Tragedy by Angelos Sikelianos published in 1947

The Death of Digenis or Christ Unbound (Ο θάνατος του Διγενή ή Χριστός Λυόμενος) is a tragedy by Angelos Sikelianos written and published in 1947. Three years later, in 1950, the music of the play was written following a cooperation between Manos Hadjidakis and Sikelianos.

==Plot==
The work focuses on the last moments of Digenis Akritas.

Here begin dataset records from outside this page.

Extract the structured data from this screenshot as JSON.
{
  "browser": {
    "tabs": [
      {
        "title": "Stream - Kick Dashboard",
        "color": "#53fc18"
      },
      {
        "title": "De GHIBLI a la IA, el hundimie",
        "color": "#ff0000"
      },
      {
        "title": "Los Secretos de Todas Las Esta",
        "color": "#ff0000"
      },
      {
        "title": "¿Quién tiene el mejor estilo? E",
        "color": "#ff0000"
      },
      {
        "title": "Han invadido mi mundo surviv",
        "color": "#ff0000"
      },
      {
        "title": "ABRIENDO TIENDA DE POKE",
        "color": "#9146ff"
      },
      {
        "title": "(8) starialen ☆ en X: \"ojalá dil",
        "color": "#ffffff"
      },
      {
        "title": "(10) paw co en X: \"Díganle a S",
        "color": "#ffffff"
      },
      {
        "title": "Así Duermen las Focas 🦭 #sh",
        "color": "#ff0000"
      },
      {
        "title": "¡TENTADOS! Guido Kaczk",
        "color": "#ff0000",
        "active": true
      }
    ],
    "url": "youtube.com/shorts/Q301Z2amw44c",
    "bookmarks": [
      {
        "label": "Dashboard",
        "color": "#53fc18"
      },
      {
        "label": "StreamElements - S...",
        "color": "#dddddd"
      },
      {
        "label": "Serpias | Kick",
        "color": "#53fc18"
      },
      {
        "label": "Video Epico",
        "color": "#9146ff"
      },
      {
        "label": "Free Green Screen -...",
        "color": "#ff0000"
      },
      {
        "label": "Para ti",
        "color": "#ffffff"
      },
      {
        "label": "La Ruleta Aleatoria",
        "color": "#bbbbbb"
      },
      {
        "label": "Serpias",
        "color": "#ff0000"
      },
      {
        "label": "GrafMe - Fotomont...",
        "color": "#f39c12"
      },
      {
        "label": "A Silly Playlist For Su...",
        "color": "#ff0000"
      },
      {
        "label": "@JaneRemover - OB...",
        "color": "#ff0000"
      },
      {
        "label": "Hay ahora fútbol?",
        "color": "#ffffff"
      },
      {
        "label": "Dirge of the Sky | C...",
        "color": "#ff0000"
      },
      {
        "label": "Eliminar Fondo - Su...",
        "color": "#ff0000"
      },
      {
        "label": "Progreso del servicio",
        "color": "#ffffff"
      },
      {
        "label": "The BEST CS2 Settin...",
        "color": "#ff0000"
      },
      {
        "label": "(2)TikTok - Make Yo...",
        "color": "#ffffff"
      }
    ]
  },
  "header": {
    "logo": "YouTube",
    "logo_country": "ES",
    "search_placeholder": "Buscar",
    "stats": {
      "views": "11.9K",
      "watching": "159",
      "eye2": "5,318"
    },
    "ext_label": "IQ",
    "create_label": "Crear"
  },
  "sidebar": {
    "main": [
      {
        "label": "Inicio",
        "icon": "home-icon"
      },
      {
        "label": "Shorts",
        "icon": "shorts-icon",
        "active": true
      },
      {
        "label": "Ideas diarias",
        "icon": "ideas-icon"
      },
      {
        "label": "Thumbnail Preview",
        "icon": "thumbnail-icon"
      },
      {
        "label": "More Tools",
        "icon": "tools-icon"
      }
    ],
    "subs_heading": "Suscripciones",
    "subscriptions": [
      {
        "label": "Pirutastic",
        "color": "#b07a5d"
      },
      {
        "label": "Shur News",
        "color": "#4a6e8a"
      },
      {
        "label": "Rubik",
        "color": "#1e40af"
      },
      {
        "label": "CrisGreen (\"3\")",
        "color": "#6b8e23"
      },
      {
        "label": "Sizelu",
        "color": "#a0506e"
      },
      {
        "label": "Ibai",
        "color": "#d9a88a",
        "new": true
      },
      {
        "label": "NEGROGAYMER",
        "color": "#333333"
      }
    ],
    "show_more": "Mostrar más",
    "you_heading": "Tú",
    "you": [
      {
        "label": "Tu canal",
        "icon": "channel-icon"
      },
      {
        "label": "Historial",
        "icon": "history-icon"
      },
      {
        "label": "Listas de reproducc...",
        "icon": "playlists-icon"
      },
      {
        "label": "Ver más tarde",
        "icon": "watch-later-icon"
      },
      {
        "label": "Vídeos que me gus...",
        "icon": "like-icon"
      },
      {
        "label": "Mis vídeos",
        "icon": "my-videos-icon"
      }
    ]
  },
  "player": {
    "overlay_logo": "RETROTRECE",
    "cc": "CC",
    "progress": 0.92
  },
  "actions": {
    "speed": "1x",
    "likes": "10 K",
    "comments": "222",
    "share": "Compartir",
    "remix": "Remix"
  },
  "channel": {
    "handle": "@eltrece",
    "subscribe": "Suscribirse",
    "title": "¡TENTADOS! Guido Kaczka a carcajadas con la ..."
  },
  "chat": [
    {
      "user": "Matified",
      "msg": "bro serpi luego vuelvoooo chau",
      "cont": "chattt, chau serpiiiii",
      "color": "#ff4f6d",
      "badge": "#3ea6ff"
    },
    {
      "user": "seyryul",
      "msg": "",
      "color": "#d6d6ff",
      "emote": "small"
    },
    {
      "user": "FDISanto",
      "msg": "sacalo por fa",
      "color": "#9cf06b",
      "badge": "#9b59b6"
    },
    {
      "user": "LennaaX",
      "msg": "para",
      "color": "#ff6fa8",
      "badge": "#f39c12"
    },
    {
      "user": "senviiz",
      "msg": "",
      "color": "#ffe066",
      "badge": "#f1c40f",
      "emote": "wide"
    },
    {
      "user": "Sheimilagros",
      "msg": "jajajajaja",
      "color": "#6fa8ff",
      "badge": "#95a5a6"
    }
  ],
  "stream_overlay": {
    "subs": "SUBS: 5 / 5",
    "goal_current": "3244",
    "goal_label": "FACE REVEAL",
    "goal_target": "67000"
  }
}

Sikelianos uses the acritic cycle (frontiersmen tales) for the historical material (i.e. the conditions and some historical figures of the time, such as the Byzantine Emperors Michael III and Basil I) and the image of Digenis, whom he places as leader of a heretic group of paulician warriors, adjusting and transforming the historical material according to his own dramaturgical and ideological objectives (particularly the importance of the hero's tomb and other relevant issues).

Mainly due to its second name, this tragedy has been associated with the third part of the lost Promethean trilogy by Aeschylus, Prometheus Unbound, with Digenis being presented by Sikelianos with the same characteristics: a social and cultural fighter - revolutionary for the good of the people – Prometheus, more or less, offers culture to mankind – a hero that links Christ and Prometheus, while there are other scholars’ opinions that consider Hercules top have served as a model, as well as Oedipus (mainly in relation to the issue of the initiation of the hero and his death - as the return to Mother Earth). In general, ancient Greek tragedy - not only the lost Promethean trilogy - has been used by Sikelianos for the rendering of other persons through an implicit link with characters of ancient drama (Emperor Michael III, Monk Hilarion).

The scene with the impious communion of Digenis is considered to be the centre of the play (some Orthodox symbols are being declared void in a "blasphemous" way – for example the cross, the symbolism of which is sought to change from a symbol of martyrdom into a "tree of life", set in a natural habitat of unsurpassed beauty, which is also the set for the death of Digenis. Perhaps this is a way to demonstrate the heretical thought of the Paulicians).